Alberta growth expected to continue next year, Conference Board of Canada says

 Gordon Kent Gordon Kent

Canada’s economy could do even better than expected next year if oil prices hold on to their current strength, the Conference Board of Canada says.

After two years of recession, the provincial economy is on track to rise by 6.7 per cent this year, the second-best performance in Canada after British Columbia, according to the non-profit research organization’s fall provincial outlook released Wednesday.

Growth is anticipated to moderate to 2.1 per cent in 2018 as increased interest rates reduce the pace of vehicle sales, investment in the energy sector shows little increase because most large oilsands projects are wrapping up, and there’s less new oilsands production, the report says.

While that forecast is down from the 2.4 per cent economic boost the Conference Board predicted last spring, it might turn out to be too cautious if the surge in West Texas Intermediate oil prices to about $56 (U.S.) a barrel holds up.
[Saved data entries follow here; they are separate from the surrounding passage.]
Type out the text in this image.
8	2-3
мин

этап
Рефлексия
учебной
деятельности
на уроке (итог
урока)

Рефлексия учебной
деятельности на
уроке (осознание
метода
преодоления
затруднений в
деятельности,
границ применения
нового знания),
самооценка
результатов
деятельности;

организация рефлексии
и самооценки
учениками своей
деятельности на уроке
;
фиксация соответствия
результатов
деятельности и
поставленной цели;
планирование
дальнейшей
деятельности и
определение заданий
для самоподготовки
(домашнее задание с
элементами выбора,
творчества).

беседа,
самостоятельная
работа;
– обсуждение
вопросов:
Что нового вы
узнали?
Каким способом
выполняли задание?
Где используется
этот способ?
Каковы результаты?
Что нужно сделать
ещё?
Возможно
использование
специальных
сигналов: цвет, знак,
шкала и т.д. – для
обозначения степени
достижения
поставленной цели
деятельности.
“Canada’s economic performance could well surprise on the upside once more … Recent strength in oil prices could help to maintain the momentum in drilling and push economic growth above what we are forecasting over the near term,” the report says.

“Oil prices have climbed higher this fall as global oil markets are more balanced, thanks to supply cuts implemented by the Organization of the Petroleum Exporting Countries and allied producers, including Russia.”